Les parents de Marie Raizenne étaient originaires de Deerfield, au Massachusetts. Capturés par des Indiens au cours de la guerre de la Succession d’Espagne [V. Jean-Baptiste Hertel* de Rouville] et amenés à Sault-au-Récollet (Montréal-Nord) en 1704, ils furent baptisés dans la religion catholique. « Élevés à la façon des sauvages », les deux captifs fréquentèrent les écoles de la mission dirigées par les sœurs de la Congrégation de Notre-Dame et par les sulpiciens. À la fin de la guerre, ils renoncèrent à retourner dans leur pays d’origine et se marièrent le 29 juillet 1715. Trois de leurs enfants se consacrèrent à Dieu. En effet, quand Marie entra au noviciat de la Congrégation de Notre-Dame à Montréal en 1752, elle suivait les traces de sa sœur aînée, Marie-Madeleine, dite Saint-Herman, entrée 21 ans plus tôt ; son frère, Amable-Simon, avait été ordonné prêtre en 1744. Ayant fait profession en 1754 sous le nom de sœur Saint-Ignace, la nouvelle religieuse vécut à Montréal les événements de la guerre de la Conquête [V. Marie-Angélique Lefebvre* Angers, dite Saint-Simon], puis participa, en 1761, au rétablissement de la mission de Sainte-Famille, dans l’île d’Orléans. Elle remplissait la charge de maîtresse des novices à Montréal lors de l’incendie de la maison mère en 1768 [V. Marie-Josèphe Maugue-Garreau*, dite de l’Assomption] mais l’année suivante, elle fut envoyée à Québec pour diriger la mission de la basse ville, récemment rétablie après avoir été interrompue lors de la prise de la ville par les Britanniques en 1759. La reconstruction du couvent avait nécessité un emprunt de 11 000# auprès du marchand Jean-Baptiste Amiot*. Ne pouvant compter sur l’aide des citoyens, eux-mêmes victimes de la guerre, sœur Saint-Ignace réussit pourtant, en six ans, à rembourser une bonne partie de cette dette, donnant ainsi la preuve de ses qualités administratives. Rappelée à Montréal en 1775, elle devint assistante de la supérieure Véronique Brunet, dit L’Estang, dite Sainte-Rose, qu’elle remplaça en 1778.

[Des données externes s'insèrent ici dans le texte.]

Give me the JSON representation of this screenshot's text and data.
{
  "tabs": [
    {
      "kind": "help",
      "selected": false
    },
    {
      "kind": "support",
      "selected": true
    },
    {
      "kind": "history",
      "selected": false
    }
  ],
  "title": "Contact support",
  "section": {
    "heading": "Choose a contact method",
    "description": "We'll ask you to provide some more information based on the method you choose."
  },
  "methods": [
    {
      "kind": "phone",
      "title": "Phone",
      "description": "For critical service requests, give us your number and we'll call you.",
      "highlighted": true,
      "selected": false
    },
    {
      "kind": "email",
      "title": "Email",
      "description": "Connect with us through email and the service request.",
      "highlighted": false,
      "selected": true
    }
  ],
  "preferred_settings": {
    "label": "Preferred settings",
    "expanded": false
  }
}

Pendant le premier supériorat de sœur Saint-Ignace, la communauté partagea la misère du pays due à la guerre d’Indépendance américaine. Les ressources étaient si rares que le conseil de la communauté ne consentait à réparer l’une ou l’autre des maisons que lorsqu’ »il [y] pleuv[ait] beaucoup » ; en 1780, les sœurs n’arrivèrent à acheter leur provision de blé (300 minots) qu’à la suite d’un legs de 3 000 « chelins » d’un de leurs bienfaiteurs réguliers, Étienne Augé*. En 1781, le supérieur du séminaire de Saint-Sulpice à Montréal, Étienne Montgolfier*, déchargea la communauté des droits de lods et ventes, représentant 1 600#, qu’elle devait au séminaire pour l’acquisition du parc à Baron, emplacement compris entre le fleuve Saint-Laurent et le chemin conduisant à Lachine. Au cours de la même année, le gouverneur Haldimand accorda à la supérieure, qui en avait fait la demande, la remise de la rente d’amortissement seigneurial du fief de l’Île-Saint-Paul (île des Sœurs), de Montréal.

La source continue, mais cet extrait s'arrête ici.